Supreme Court Nominee Previously Ruled BCFP Structure Is Unconstitutional

WASHINGTON–Judge Brett M. Kavanaugh, nominated by President Trump to fill the vacancy on the Supreme Court, was the author of an appeals court opinion in October declaring the structure of the Bureau of Consumer Financial Protection (then known as the CFPB) to be unconstitutional.

Brett M. Kavanaugh

Writing for a three-judge panel that voted 2-1, Kavanaugh said the 2010 Dodd-Frank law had wrongly placed “enormous executive power” in the CFPB’s single director. That decision in a case originally filed by PHH Corp., was hailed by credit unions and their trade groups, which have been calling for a five-person board to oversee the agency.

Kavanaugh, 53, was confirmed for the United States Court of Appeals for the District of Columbia Circuit in 2006.

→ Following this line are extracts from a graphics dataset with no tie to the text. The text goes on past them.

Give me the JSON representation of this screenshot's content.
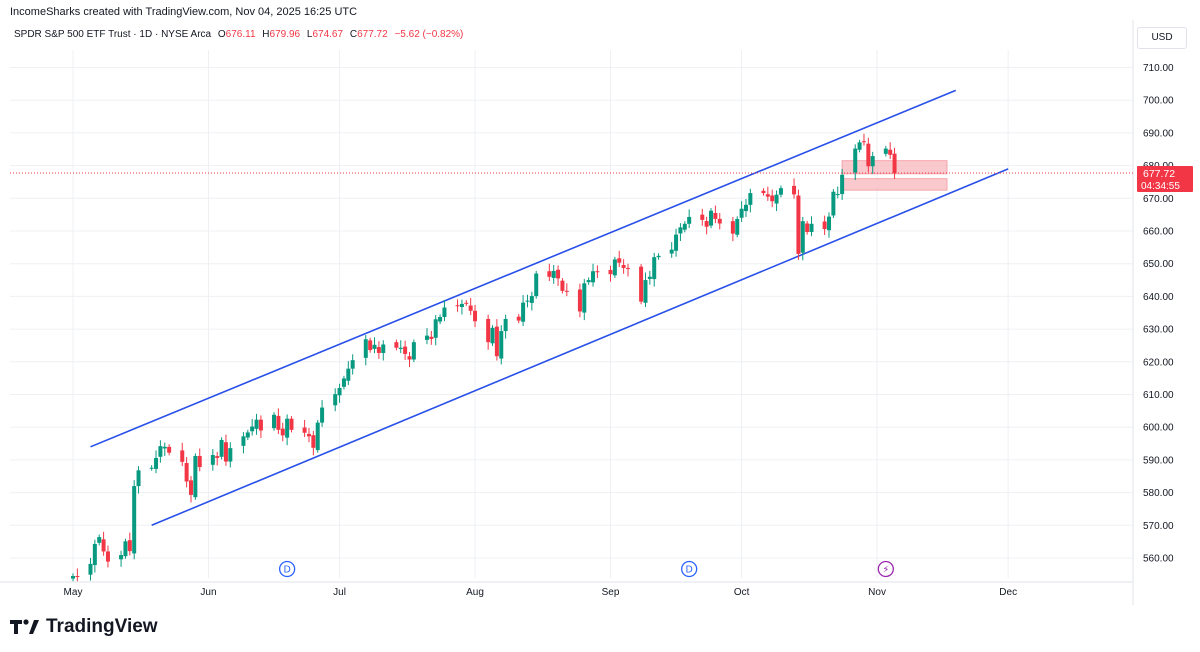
{
  "header": {
    "attribution": "IncomeSharks created with TradingView.com, Nov 04, 2025 16:25 UTC"
  },
  "legend": {
    "symbol": "SPDR S&P 500 ETF Trust · 1D · NYSE Arca",
    "open_label": "O",
    "open": "676.11",
    "high_label": "H",
    "high": "679.96",
    "low_label": "L",
    "low": "674.67",
    "close_label": "C",
    "close": "677.72",
    "change": "−5.62 (−0.82%)"
  },
  "toolbar": {
    "currency": "USD"
  },
  "price_tag": {
    "price": "677.72",
    "countdown": "04:34:55"
  },
  "event_markers": [
    "D",
    "D",
    "⚡"
  ],
  "branding": {
    "name": "TradingView"
  },
  "colors": {
    "up": "#089981",
    "down": "#F23645",
    "channel": "#2950E8",
    "zone": "#F7B7BC"
  },
  "chart_data": {
    "type": "candlestick",
    "title": "SPDR S&P 500 ETF Trust · 1D · NYSE Arca",
    "ylim": [
      551,
      718
    ],
    "y_ticks": [
      560,
      570,
      580,
      590,
      600,
      610,
      620,
      630,
      640,
      650,
      660,
      670,
      680,
      690,
      700,
      710
    ],
    "x_tick_labels": [
      "May",
      "Jun",
      "Jul",
      "Aug",
      "Sep",
      "Oct",
      "Nov",
      "Dec"
    ],
    "x_tick_dates": [
      "2025-05-01",
      "2025-06-01",
      "2025-07-01",
      "2025-08-01",
      "2025-09-01",
      "2025-10-01",
      "2025-11-01",
      "2025-12-01"
    ],
    "closes": [
      554.5,
      554.2,
      558.2,
      564.3,
      566.4,
      562.0,
      558.9,
      560.9,
      565.1,
      562.1,
      582.0,
      586.8,
      587.6,
      590.6,
      594.2,
      594.0,
      592.2,
      589.4,
      583.4,
      579.3,
      591.2,
      587.8,
      591.5,
      590.6,
      596.1,
      589.5,
      593.6,
      597.2,
      598.4,
      600.2,
      602.3,
      599.0,
      603.8,
      599.2,
      597.5,
      602.6,
      599.2,
      598.3,
      597.2,
      593.7,
      601.4,
      606.0,
      610.1,
      612.0,
      614.9,
      617.9,
      620.5,
      626.9,
      623.6,
      625.2,
      622.7,
      625.3,
      624.3,
      624.3,
      622.4,
      620.7,
      626.0,
      628.0,
      627.0,
      633.0,
      633.7,
      636.6,
      637.1,
      637.7,
      637.9,
      635.6,
      632.4,
      626.0,
      630.4,
      621.7,
      629.4,
      633.1,
      632.6,
      638.1,
      638.7,
      640.1,
      647.0,
      646.0,
      647.8,
      645.5,
      641.7,
      641.4,
      635.4,
      644.0,
      645.0,
      647.7,
      647.4,
      646.8,
      651.3,
      650.3,
      648.7,
      648.4,
      638.4,
      645.0,
      646.0,
      652.0,
      652.4,
      654.3,
      658.9,
      661.1,
      662.2,
      664.3,
      663.4,
      661.3,
      666.2,
      663.7,
      662.3,
      659.2,
      663.7,
      666.8,
      668.0,
      671.6,
      671.6,
      670.5,
      669.1,
      671.1,
      673.1,
      671.2,
      653.0,
      663.0,
      659.7,
      662.2,
      660.6,
      664.4,
      672.0,
      671.3,
      677.2,
      685.2,
      687.1,
      687.4,
      679.8,
      682.9,
      685.2,
      683.3,
      677.7
    ],
    "series": [
      {
        "name": "Upper channel",
        "x": [
          "2025-05-05",
          "2025-11-19"
        ],
        "y": [
          594,
          703
        ]
      },
      {
        "name": "Lower channel",
        "x": [
          "2025-05-19",
          "2025-12-01"
        ],
        "y": [
          570,
          679
        ]
      }
    ],
    "zones": [
      {
        "x": [
          "2025-10-24",
          "2025-11-17"
        ],
        "y": [
          677.5,
          681.5
        ]
      },
      {
        "x": [
          "2025-10-24",
          "2025-11-17"
        ],
        "y": [
          672.5,
          676.0
        ]
      }
    ],
    "last_price": 677.72,
    "current_price": "677.72",
    "countdown": "04:34:55"
  }
}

As CUToday.info reported here, the court’s ruling had been eagerly awaited by many after it was first argued in the Appeals Court in the District of Columbia in April. PHH, a Mt. Laurel, N.J.-based mortgage company, had asked the court to vacate a June 2015 enforcement ruling by the CFPB that said PHH violated anti-kickback provisions in Section 8(a) of the Real Estate Settlement Procedures Act (RESPA) and as a result would have to give up $109 million in what CFPB Director Cordray said were ill-gotten mortgage reinsurance premiums.

While PHH challenged the CFPB on its interpretation of several aspects of RESPA, the far more important issue in the case has always been PHH’s arguments over the “unprecedented structure” of the CFPB and its “unaccountable director,” which PHH said violated the U.S. Constitution.

“Because the CFPB is an independent agency headed by a single director and not by a multi-member commission, the director of the CFPB possesses more unilateral authority – that is, authority to take action on one’s own, subject to no check – than any single commissioner or board member in any other independent agency in the U.S. Government,” Kavanaugh wrote in the majority opinion.

Not Everyone Agreed

Not everyone embraced the court’s decision. Karl Frisch, who heads up Allied Progress, which calls itself a “progressive issue advocacy organization,” said in a statement, “The plaintiffs in this case have been cheered on from the legal sidelines by the very same Wall Street special interests that instigated and profited from the financial crisis of 2007 and 2008, while millions of Americans were losing their homes and their retirement savings. The Consumer Financial Protection Bureau was created to hold these powerful financial institutions accountable – to make sure we never experience such a crisis ever again…Judge Kavanaugh’s reckless, partisan decision was written to appease his cronies on Wall Street and the right-wing political movement where he got his start. We have no doubt that it will be reversed by a full panel of his colleagues on the D.C. Circuit.”